I went golfing yesterday and got paired up with three good players who I know slightly. I’m mediocre. It was daunting. And I started out terribly. For the first four holes my play was worse than in a long time. So on top of all my swing thoughts and notes to self about how to play I started analyzing my thought pattern and what else might be impeding my game. I came upon Fear of Shame.
Essentially I was worried that my golf shot would suck and I would be embarrassed. Worried about embarrassment = Fear of Shame.
In my business development coaching practice two of the most frequent hurdles I hear about are how to get over the reluctance to contact a centre of influence initially and how to follow up with people who haven’t responded. It seems to me these hurdles exist for the same reasons that my golf sucked yesterday. Fear of Shame.

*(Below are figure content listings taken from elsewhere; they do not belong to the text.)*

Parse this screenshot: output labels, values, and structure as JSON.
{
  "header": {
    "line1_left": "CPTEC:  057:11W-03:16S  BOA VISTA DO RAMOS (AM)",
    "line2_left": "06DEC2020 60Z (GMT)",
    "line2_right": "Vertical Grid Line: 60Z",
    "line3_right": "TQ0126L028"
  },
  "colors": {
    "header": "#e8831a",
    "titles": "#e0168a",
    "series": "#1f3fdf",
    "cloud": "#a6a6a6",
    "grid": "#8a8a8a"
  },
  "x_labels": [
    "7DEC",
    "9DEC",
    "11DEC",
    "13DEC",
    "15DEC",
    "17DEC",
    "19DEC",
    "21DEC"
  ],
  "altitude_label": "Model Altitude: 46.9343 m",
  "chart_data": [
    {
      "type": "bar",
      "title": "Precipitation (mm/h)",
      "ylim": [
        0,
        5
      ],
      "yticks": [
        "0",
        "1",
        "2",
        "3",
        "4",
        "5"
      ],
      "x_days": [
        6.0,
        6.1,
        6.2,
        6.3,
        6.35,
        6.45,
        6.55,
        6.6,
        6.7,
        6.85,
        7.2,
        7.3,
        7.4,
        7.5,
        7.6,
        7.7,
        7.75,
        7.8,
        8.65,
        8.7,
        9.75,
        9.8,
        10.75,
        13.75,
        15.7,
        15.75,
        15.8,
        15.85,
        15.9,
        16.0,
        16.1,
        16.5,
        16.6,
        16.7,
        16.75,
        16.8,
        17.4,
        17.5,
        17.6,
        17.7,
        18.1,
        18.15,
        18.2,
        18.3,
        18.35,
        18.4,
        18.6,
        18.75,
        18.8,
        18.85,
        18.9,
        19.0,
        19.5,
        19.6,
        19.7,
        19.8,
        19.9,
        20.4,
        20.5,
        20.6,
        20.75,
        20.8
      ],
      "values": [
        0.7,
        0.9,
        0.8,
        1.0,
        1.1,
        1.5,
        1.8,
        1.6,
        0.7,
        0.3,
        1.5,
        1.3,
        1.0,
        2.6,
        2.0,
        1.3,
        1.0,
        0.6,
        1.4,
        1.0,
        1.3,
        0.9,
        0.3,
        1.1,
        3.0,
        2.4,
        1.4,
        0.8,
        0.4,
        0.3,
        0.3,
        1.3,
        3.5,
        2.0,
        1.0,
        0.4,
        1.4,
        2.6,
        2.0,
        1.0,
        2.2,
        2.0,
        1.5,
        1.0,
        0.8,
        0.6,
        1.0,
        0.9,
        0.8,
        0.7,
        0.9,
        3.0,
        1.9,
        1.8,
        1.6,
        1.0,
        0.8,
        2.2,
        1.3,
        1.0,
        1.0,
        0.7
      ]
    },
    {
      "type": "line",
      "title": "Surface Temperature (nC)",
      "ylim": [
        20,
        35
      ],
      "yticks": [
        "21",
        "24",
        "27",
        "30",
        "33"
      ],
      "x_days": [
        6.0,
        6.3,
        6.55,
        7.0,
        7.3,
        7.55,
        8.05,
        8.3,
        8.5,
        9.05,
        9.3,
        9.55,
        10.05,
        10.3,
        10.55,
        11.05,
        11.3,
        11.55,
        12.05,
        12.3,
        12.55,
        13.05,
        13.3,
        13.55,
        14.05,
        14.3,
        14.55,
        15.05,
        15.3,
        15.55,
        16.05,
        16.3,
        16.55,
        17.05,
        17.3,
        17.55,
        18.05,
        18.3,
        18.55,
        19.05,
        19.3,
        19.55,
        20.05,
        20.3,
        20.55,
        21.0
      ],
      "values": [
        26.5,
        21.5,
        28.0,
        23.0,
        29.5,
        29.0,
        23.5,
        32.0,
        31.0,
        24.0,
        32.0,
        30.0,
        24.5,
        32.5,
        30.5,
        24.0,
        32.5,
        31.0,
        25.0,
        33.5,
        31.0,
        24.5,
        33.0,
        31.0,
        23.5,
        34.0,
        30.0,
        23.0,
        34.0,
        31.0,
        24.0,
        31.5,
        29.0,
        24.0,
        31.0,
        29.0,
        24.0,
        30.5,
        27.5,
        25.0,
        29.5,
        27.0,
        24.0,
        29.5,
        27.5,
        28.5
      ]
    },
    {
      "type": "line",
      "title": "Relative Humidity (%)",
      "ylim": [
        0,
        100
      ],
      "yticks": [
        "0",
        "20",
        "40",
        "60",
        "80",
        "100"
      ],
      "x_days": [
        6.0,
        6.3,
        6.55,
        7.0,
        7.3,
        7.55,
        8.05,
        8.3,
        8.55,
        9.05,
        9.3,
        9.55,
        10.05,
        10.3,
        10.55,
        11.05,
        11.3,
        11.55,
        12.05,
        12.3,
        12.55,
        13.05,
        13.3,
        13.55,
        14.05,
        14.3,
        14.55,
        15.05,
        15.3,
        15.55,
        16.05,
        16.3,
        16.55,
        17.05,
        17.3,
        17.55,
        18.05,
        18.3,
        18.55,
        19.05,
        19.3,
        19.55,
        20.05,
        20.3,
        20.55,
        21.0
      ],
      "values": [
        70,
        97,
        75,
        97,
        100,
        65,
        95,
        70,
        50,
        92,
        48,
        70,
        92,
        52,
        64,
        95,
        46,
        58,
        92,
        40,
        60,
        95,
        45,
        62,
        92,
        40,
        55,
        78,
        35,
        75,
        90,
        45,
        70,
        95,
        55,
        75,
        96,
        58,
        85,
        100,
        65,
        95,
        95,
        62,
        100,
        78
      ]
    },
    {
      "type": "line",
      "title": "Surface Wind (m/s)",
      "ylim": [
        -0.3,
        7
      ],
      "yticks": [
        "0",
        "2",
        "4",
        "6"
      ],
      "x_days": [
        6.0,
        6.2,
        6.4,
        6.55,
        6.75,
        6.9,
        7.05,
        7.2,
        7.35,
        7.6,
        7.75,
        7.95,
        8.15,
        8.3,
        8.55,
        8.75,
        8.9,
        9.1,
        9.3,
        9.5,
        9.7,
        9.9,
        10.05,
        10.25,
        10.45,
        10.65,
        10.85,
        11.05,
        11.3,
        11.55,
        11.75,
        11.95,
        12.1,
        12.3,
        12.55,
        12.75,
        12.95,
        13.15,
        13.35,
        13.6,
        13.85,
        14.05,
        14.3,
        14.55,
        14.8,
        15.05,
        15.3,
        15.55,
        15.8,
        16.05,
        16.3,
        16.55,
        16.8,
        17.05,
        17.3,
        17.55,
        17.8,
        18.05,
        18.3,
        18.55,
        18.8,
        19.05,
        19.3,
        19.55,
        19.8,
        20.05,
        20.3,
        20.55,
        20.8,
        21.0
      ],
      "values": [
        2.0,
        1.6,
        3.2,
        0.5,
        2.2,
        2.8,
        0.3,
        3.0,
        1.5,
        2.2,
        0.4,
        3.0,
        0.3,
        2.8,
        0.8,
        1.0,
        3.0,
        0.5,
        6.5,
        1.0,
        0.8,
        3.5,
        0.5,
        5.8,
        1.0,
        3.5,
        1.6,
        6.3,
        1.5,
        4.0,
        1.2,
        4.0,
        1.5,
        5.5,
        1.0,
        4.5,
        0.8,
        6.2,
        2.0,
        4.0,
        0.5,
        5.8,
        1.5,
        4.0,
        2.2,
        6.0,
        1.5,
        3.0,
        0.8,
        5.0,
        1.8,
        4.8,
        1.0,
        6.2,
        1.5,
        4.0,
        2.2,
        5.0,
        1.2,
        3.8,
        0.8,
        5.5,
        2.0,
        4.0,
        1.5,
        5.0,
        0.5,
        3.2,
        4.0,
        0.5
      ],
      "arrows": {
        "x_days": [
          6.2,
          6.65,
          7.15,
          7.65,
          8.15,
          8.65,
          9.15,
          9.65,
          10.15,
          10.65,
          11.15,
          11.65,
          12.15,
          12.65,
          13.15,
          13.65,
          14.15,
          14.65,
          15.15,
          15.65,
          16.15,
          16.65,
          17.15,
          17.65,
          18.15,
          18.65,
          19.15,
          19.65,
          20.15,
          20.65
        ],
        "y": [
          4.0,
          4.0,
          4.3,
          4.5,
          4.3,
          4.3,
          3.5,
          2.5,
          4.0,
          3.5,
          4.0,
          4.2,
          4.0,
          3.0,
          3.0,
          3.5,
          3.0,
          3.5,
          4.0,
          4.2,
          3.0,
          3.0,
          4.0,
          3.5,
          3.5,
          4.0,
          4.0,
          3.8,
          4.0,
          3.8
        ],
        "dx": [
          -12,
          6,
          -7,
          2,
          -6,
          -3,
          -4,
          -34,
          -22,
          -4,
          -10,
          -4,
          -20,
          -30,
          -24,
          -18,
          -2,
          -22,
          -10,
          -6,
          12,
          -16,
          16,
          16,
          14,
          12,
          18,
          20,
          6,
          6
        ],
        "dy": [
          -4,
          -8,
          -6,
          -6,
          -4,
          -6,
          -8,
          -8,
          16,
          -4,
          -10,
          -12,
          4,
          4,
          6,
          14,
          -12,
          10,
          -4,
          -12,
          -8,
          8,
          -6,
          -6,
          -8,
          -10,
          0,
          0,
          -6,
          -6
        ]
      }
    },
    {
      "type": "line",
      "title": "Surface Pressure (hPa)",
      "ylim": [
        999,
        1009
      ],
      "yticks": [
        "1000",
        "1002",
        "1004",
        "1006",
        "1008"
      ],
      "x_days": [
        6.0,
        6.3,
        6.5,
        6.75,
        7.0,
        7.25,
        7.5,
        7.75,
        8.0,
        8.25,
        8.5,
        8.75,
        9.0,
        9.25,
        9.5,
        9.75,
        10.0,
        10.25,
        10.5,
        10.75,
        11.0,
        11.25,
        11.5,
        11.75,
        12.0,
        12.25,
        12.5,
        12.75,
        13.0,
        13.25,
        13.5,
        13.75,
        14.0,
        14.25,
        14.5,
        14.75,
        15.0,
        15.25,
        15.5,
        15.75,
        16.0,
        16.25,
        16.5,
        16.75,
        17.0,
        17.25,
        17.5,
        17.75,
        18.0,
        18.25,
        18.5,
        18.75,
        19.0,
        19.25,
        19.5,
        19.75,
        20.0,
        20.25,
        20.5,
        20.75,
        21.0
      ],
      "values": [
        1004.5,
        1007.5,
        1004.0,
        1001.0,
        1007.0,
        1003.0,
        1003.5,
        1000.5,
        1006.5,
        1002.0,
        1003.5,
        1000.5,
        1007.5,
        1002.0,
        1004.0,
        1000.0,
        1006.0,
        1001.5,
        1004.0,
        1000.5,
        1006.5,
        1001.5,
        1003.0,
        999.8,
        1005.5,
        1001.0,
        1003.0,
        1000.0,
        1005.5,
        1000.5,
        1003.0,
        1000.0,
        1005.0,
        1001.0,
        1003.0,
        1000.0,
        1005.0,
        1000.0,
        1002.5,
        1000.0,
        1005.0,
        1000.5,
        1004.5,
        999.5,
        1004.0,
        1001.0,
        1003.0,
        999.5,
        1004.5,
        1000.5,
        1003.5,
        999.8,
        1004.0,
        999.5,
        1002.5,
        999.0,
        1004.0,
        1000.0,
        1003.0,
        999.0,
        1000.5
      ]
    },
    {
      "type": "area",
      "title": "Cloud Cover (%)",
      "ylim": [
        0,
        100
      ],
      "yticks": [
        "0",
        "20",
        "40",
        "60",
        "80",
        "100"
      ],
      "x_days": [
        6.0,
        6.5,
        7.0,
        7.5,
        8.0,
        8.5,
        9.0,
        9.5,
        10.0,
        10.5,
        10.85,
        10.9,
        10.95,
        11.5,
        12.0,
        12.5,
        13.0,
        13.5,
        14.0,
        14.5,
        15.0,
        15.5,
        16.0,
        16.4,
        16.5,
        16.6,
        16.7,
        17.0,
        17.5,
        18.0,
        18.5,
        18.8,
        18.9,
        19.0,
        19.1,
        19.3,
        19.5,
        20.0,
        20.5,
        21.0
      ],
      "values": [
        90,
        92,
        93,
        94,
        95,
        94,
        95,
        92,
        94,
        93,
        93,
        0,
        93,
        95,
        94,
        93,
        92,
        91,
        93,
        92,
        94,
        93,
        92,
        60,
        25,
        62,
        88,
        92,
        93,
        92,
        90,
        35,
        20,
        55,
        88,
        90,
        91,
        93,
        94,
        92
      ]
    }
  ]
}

Generally, people who market themselves for a living fear rejection. Actually anyone who is selling anything fears rejection. I just think it’s a little worse when you’re the product. And what is rejection. It’s embarrassment leading to a feeling of shame. People hate that feeling and their nature is to avoid it. I know people who don’t get back to me would get back to Brad Pitt if he was calling so my shame is a relative thing. I’m not as important as Brad Pitt [or as good looking], so I get less rewarded and feel less well about myself. Shame.
What to do?
Back to my golf game. I hit rock bottom on the third hole. I couldn’t have been playing worse. The fourth hole was no better. But I persevered. Kept going. Kept swinging. And on the fifth hole I hit a good shot which pumped me up. I started playing better and was my mediocre self for the rest of the round. Good enough.
It was easy for me to persevere. All I had to do was stay there and keep swinging. And it’s the same for my clients. I help them work out something they can easily do [I call it a baby step]. The smaller it is the more likely it will get done.